As our first line of defense against the majority of infections, mucosal surfaces in the genitourinary, oral, gastrointestinal, and respiratory systems are obvious sites for delivering protective agents for preventing infectious disease. Unfortunately, the technology for mucosal protection is severely limited; for example, the world community has had few options for preventing sexual transmission of HIV. With the report by Beninati et al. in this issue of Nature Biotechnology1, an additional option may be realized. The authors used a single-chain antibody fragment (scFv) for treating vaginal Candida albicans infections in a rat model. What makes this report distinctive is the combination of a novel use of an antibody (antiidiotype scFv) and a unique delivery system (transgenic commensal bacteria expressing the scFv).

Candida albicans, an opportunistic fungus, causes recurrent vaginal infections in a large percentage of women as well as oral and esophageal infections in the immunocompromised. By exploiting idiotypic networks, the investigators generated an scFv antiidiotype antibody (H6) that mimics the activity of a killer toxin from Pichia anomala2. The toxin has activity against a variety of fungal pathogens but is unsuitable for topical microbicides because of its instability at physiologic pH and temperatures. The investigators generated recombinant Streptococcus gordonii, an oral commensal bacteria, that either secreted or displayed H6 on the surface. These engineered bacteria were then used therapeutically to colonize the vaginas of rats with existing candidal infection. Although their study focused on Candida as an example, the authors point out that this technology may be broadly applicable to infections on all mucosal surfaces.

Delivery of agents such as antibodies and peptides to mucosal surfaces for hours to days of protection has been achieved using solutions, gels, aerosols, tablets, or films (Fig. 1A). In the vagina, antibodies have been incorporated into controlled-release devices for weeks to months of protection3. Alternatively, as described in this report, transgenic commensal bacteria can be used for sustained delivery (Fig. 1B). By this means, protection may last as long as the transgenic commensal remains. In this study, the transgenic commensals continued to colonize the rat vaginas for at least 15 days. It remains to be seen whether long-term colonization of the human vagina with S. gordonii can be maintained in the presence of intercourse, menses, and related daily fluctuations of vaginal flora4. It may prove preferable to use a vaginal commensal, e.g. Lactobacillus, that is adapted to the acidic pH of a healthy vagina. A further concern with the use of transgenic commensals that will need to be addressed is the stability of the antibody gene and its ability to transfect wild-type bacteria. This can at least in part be studied using green fluorescent protein as a reporter gene as described recently5. Finally, as with any new approach, the means for large-scale production must be developed and the regulatory pathway for transgenic commensals will need to be defined.
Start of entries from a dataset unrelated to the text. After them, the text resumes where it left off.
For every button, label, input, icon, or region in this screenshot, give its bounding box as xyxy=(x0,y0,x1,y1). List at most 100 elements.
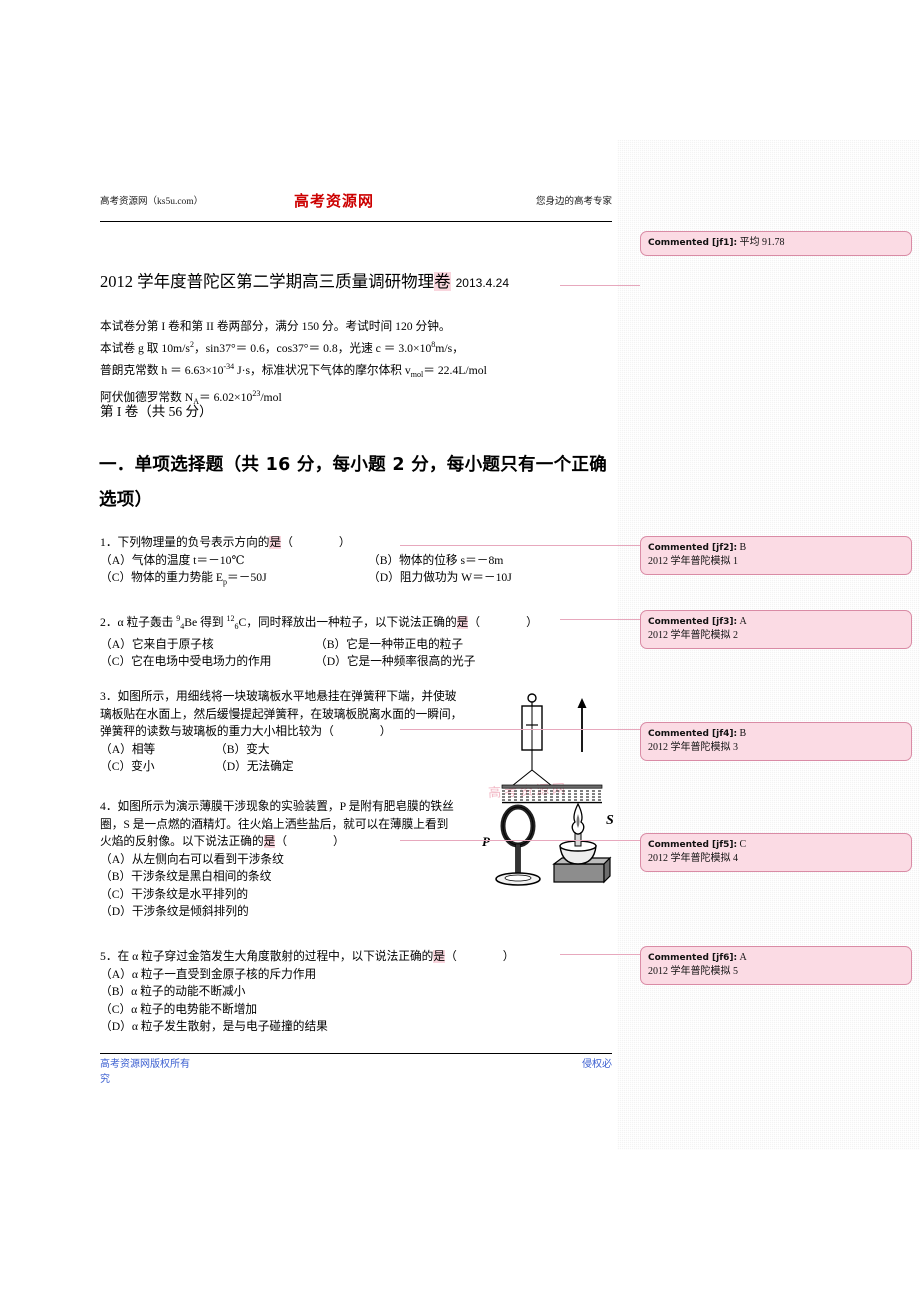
instruction-l4-c: /mol xyxy=(260,390,282,404)
comment-jf5-sub: 2012 学年普陀模拟 4 xyxy=(648,853,738,864)
question-4-option-c[interactable]: （C）干涉条纹是水平排列的 xyxy=(100,886,500,904)
instruction-line-2: 本试卷 g 取 10m/s2，sin37°＝ 0.6，cos37°＝ 0.8，光… xyxy=(100,340,464,356)
page-title: 2012 学年度普陀区第二学期高三质量调研物理卷 2013.4.24 xyxy=(100,268,612,292)
header-divider xyxy=(100,221,612,222)
instruction-l2-b: ，sin37°＝ 0.6，cos37°＝ 0.8，光速 c ＝ 3.0×10 xyxy=(193,342,432,356)
exam-instructions: 本试卷分第 I 卷和第 II 卷两部分，满分 150 分。考试时间 120 分钟… xyxy=(100,318,600,411)
question-1-option-c-text: （C）物体的重力势能 E xyxy=(100,571,224,584)
question-4-option-b[interactable]: （B）干涉条纹是黑白相间的条纹 xyxy=(100,868,500,886)
question-2: 2．α 粒子轰击 94Be 得到 126C，同时释放出一种粒子，以下说法正确的是… xyxy=(100,610,612,671)
question-1-option-b[interactable]: （B）物体的位移 s＝－8m xyxy=(368,552,503,570)
question-3-option-d[interactable]: （D）无法确定 xyxy=(215,758,294,776)
comment-jf5-tag: Commented [jf5]: xyxy=(648,840,738,850)
comment-jf1[interactable]: Commented [jf1]: 平均 91.78 xyxy=(640,231,912,256)
instruction-l3-a: 普朗克常数 h ＝ 6.63×10 xyxy=(100,364,224,378)
instruction-l3-c: ＝ 22.4L/mol xyxy=(423,364,487,378)
question-2-stem-a: 2．α 粒子轰击 xyxy=(100,615,177,629)
question-2-stem-mid: 得到 xyxy=(197,615,227,629)
question-4-option-d[interactable]: （D）干涉条纹是倾斜排列的 xyxy=(100,903,500,921)
document-page: 高考资源网（ks5u.com） 高考资源网 您身边的高考专家 2012 学年度普… xyxy=(0,0,920,1302)
question-1-stem: 1．下列物理量的负号表示方向的是（） xyxy=(100,536,351,549)
question-4-stem-line-3: 火焰的反射像。以下说法正确的是（） xyxy=(100,835,345,848)
instruction-l2-c: m/s， xyxy=(435,342,464,356)
svg-text:S: S xyxy=(606,813,614,828)
question-1-stem-text: 1．下列物理量的负号表示方向的 xyxy=(100,536,270,549)
question-3-stem-line-3: 弹簧秤的读数与玻璃板的重力大小相比较为（） xyxy=(100,725,392,738)
question-3-option-row-2: （C）变小 （D）无法确定 xyxy=(100,758,500,776)
question-5-option-b[interactable]: （B）α 粒子的动能不断减小 xyxy=(100,983,612,1001)
question-2-option-c[interactable]: （C）它在电场中受电场力的作用 xyxy=(100,653,315,671)
question-5-highlight: 是 xyxy=(433,950,446,963)
running-header: 高考资源网（ks5u.com） 高考资源网 您身边的高考专家 xyxy=(100,190,612,220)
question-3-stem-line-1: 3．如图所示，用细线将一块玻璃板水平地悬挂在弹簧秤下端，并使玻 xyxy=(100,690,457,703)
question-4: 4．如图所示为演示薄膜干涉现象的实验装置，P 是附有肥皂膜的铁丝 圈，S 是一点… xyxy=(100,798,500,921)
question-5-option-d[interactable]: （D）α 粒子发生散射，是与电子碰撞的结果 xyxy=(100,1018,612,1036)
comment-jf4[interactable]: Commented [jf4]: B 2012 学年普陀模拟 3 xyxy=(640,722,912,761)
figure-soap-film-and-lamp: P S xyxy=(482,802,614,886)
page-title-highlight: 卷 xyxy=(434,272,451,291)
header-left-text: 高考资源网（ks5u.com） xyxy=(100,197,204,207)
question-4-stem-line-2: 圈，S 是一点燃的酒精灯。往火焰上洒些盐后，就可以在薄膜上看到 xyxy=(100,817,449,831)
comment-jf2-tag: Commented [jf2]: xyxy=(648,543,738,553)
comment-leader-1 xyxy=(560,285,640,286)
question-3-option-row-1: （A）相等 （B）变大 xyxy=(100,741,500,759)
question-4-option-a[interactable]: （A）从左侧向右可以看到干涉条纹 xyxy=(100,851,500,869)
question-1-option-c-tail: ＝－50J xyxy=(227,571,267,584)
question-3: 3．如图所示，用细线将一块玻璃板水平地悬挂在弹簧秤下端，并使玻 璃板贴在水面上，… xyxy=(100,688,500,776)
question-3-option-c[interactable]: （C）变小 xyxy=(100,758,215,776)
instruction-l3-b: J·s，标准状况下气体的摩尔体积 v xyxy=(234,364,411,378)
header-right-text: 您身边的高考专家 xyxy=(535,197,612,207)
question-5-option-a[interactable]: （A）α 粒子一直受到金原子核的斥力作用 xyxy=(100,966,612,984)
part-one-label: 第 I 卷（共 56 分） xyxy=(100,404,213,419)
question-1-option-d[interactable]: （D）阻力做功为 W＝－10J xyxy=(368,569,512,591)
question-2-option-a[interactable]: （A）它来自于原子核 xyxy=(100,636,315,654)
comment-jf3[interactable]: Commented [jf3]: A 2012 学年普陀模拟 2 xyxy=(640,610,912,649)
question-3-stem-line-2: 璃板贴在水面上，然后缓慢提起弹簧秤，在玻璃板脱离水面的一瞬间， xyxy=(100,707,463,721)
comment-leader-5 xyxy=(400,840,640,841)
question-2-stem-after: ，同时释放出一种粒子，以下说法正确的 xyxy=(246,615,457,629)
question-2-option-b[interactable]: （B）它是一种带正电的粒子 xyxy=(315,636,463,654)
question-2-highlight: 是 xyxy=(456,615,469,629)
page-title-date: 2013.4.24 xyxy=(455,276,510,290)
question-4-stem-line-3-text: 火焰的反射像。以下说法正确的 xyxy=(100,835,264,848)
comment-jf6[interactable]: Commented [jf6]: A 2012 学年普陀模拟 5 xyxy=(640,946,912,985)
comment-leader-6 xyxy=(560,954,640,955)
comment-jf6-sub: 2012 学年普陀模拟 5 xyxy=(648,966,738,977)
comment-jf6-value: A xyxy=(739,952,747,963)
question-1-highlight: 是 xyxy=(269,536,282,549)
question-2-option-d[interactable]: （D）它是一种频率很高的光子 xyxy=(315,653,475,671)
comment-jf3-value: A xyxy=(739,616,747,627)
question-3-stem: 3．如图所示，用细线将一块玻璃板水平地悬挂在弹簧秤下端，并使玻 璃板贴在水面上，… xyxy=(100,688,500,741)
comment-jf6-tag: Commented [jf6]: xyxy=(648,953,738,963)
question-4-options: （A）从左侧向右可以看到干涉条纹 （B）干涉条纹是黑白相间的条纹 （C）干涉条纹… xyxy=(100,851,500,921)
footer-copyright-text: 高考资源网版权所有 xyxy=(100,1059,190,1070)
question-3-option-b[interactable]: （B）变大 xyxy=(215,741,270,759)
question-5: 5．在 α 粒子穿过金箔发生大角度散射的过程中，以下说法正确的是（） （A）α … xyxy=(100,948,612,1036)
instruction-l2-a: 本试卷 g 取 10m/s xyxy=(100,342,190,356)
question-2-option-row-1: （A）它来自于原子核 （B）它是一种带正电的粒子 xyxy=(100,636,612,654)
question-5-option-c[interactable]: （C）α 粒子的电势能不断增加 xyxy=(100,1001,612,1019)
question-1-option-c[interactable]: （C）物体的重力势能 Ep＝－50J xyxy=(100,569,368,591)
question-1-option-row-2: （C）物体的重力势能 Ep＝－50J （D）阻力做功为 W＝－10J xyxy=(100,569,612,591)
figure-spring-scale-water xyxy=(501,693,603,804)
comment-jf1-value: 平均 91.78 xyxy=(739,237,785,248)
comment-jf5[interactable]: Commented [jf5]: C 2012 学年普陀模拟 4 xyxy=(640,833,912,872)
question-5-stem: 5．在 α 粒子穿过金箔发生大角度散射的过程中，以下说法正确的是（） xyxy=(100,950,515,963)
comment-jf4-sub: 2012 学年普陀模拟 3 xyxy=(648,742,738,753)
footer-left: 高考资源网版权所有 究 xyxy=(100,1057,270,1087)
question-5-stem-text: 5．在 α 粒子穿过金箔发生大角度散射的过程中，以下说法正确的 xyxy=(100,950,434,963)
question-1-option-a[interactable]: （A）气体的温度 t＝－10℃ xyxy=(100,552,368,570)
question-3-option-a[interactable]: （A）相等 xyxy=(100,741,215,759)
question-3-stem-line-3-text: 弹簧秤的读数与玻璃板的重力大小相比较为 xyxy=(100,725,323,738)
comment-jf5-value: C xyxy=(739,839,747,850)
question-1-option-row-1: （A）气体的温度 t＝－10℃ （B）物体的位移 s＝－8m xyxy=(100,552,612,570)
instruction-line-1: 本试卷分第 I 卷和第 II 卷两部分，满分 150 分。考试时间 120 分钟… xyxy=(100,320,451,333)
question-5-options: （A）α 粒子一直受到金原子核的斥力作用 （B）α 粒子的动能不断减小 （C）α… xyxy=(100,966,612,1036)
question-2-be-symbol: Be xyxy=(184,615,198,629)
question-4-stem-line-1: 4．如图所示为演示薄膜干涉现象的实验装置，P 是附有肥皂膜的铁丝 xyxy=(100,800,454,813)
question-2-option-row-2: （C）它在电场中受电场力的作用 （D）它是一种频率很高的光子 xyxy=(100,653,612,671)
instruction-line-3: 普朗克常数 h ＝ 6.63×10-34 J·s，标准状况下气体的摩尔体积 vm… xyxy=(100,362,487,380)
footer-right: 侵权必 xyxy=(582,1059,612,1070)
comment-jf4-value: B xyxy=(739,728,747,739)
comment-jf2[interactable]: Commented [jf2]: B 2012 学年普陀模拟 1 xyxy=(640,536,912,575)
Figure 1: Protection afforded by different methods of delivery.
figure 1

© Bob Crimi

(A) Conventional delivery of a aersol or tablet formulation affords only hours to days of protections. (B) Transgenic microbe delivery to the mucus affords days to months of protection.

Full size image

The importance of developing microbicides for protecting mucosal surfaces, in particular the vaginal and cervical mucosa, was recently highlighted at the Microbicides 2000 Conference sponsored by national and international agencies6. The development of mucosal protectants for vaginal microbicides is starting to increase markedly. In fact, the authors of the current study reported on an HIV-inactivating protein expressed in S. gordonii for use as a vaginal microbicide7. According to the Alliance for Microbicide Development (Silver Spring, MD), at least 60 vaginal microbicidal products (antibodies, peptides, acidic buffers, sulfated polymers) are in various stages of development.

There are currently no vaccines available for preventing sexually transmitted diseases (with the exception of hepatitis B) or reproductive health ailments such as urinary tract and Candida infections. Interestingly, the investigators in the current study have also used this transgenic commensal for delivery of vaccine antigens to mucosal surfaces8. This use of transgenic commensals for active as well as passive immunization highlights the intersection between the science of antibody-based mucosal microbicides and mucosal vaccines. Some of the best characterized antibodies, discovered through vaccine development efforts, are the same ones being developed as mucosal protectants. Conversely, evaluating the efficacy of antibodies delivered to mucosal surfaces may help determine the mucosal antibody concentrations necessary for vaccines to be protective9.

One historic obstacle to evaluating the clinical efficacy of mucosal antibodies has been their high cost and limited production capacity. Now we can add the use of transgenic commensals to deliver therapeutic antibodies mucosally, to methods to produce antibodies in plants or animals10 that have been developed to overcome this limitation. Another recent report describing delivery of therapeutic peptides11 suggests that these reports are just the beginning of an exciting and potentially generally applicable strategy for delivery of a variety of protectants to mucosal surfaces.